From February 1918 he worked in Kazan and was the chairman of the Council of Trade Unions of the Kazan Industrial Region (gubernia trade union) and member of the Presidium of the Council of National Economy of Kazan Province. In 1920-1921 he was People's Commissar of Labor of the Tatar Autonomous Soviet Socialist Republic and Chairman of the Tatar Council of Trade Unions.

From 1921 to 1929 he was secretary of the All-Union Council of Trade Unions and from 1921 to 1930 he was a member of the All-Russian Central Executive Committee. From 1921 to 1922 he was a member of the Central Committee and from 1924 to 1930 a member of the Organization Bureau. From June 1, 1929, to May 19, 1930, Dogadov served as the First Secretary of the All-Union Central Council of Trade Unions.

From 1930 to 1931 he was deputy head of the Supreme Council of National Economy as well as a candidate member of the Central Committee and the Organization Bureau.
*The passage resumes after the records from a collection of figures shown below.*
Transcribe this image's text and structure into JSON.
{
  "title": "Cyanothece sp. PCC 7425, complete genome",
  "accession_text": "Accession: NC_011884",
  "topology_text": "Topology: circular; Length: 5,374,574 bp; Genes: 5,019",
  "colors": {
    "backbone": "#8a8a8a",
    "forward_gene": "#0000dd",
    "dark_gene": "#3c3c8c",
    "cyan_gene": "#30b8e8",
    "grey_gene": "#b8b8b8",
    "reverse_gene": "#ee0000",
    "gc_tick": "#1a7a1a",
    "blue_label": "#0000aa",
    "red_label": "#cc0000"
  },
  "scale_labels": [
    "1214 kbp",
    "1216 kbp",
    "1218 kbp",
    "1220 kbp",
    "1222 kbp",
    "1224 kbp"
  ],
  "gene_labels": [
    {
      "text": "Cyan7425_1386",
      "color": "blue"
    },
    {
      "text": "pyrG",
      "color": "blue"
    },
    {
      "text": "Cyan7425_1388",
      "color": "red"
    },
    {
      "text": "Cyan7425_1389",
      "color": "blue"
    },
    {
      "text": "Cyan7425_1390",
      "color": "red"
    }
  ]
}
From 1931 to 1934 he was People's Commissar of the Workers' and Peasants' Inspection of the Transcaucasian SFSR, at the same time Chairman of the Transcaucasian Regional Control Commission of the All-Union Communist Party (b).

In May 1937, by decision of the Politburo he was expelled from the party. Dogadov was arrested on June 21, 1937; his wife Maria Nikolaevna and mother-in-law Felitsyna Maria Petrovna were also arrested. He was convicted on charges of anti-Soviet terrorist activities and sentenced to death on October 26 by decision of the Military Collegium of the Supreme Court of the USSR, then executed the same day. His ashes were buried in the Donskoye Cemetery.

Alexander Dogadov was posthumously rehabilitated by the decision of the Military Collegium of the Supreme Court of the Soviet Union in July 1956 and reinstated in the Communist Party by the decree of the Presidium in December 1957.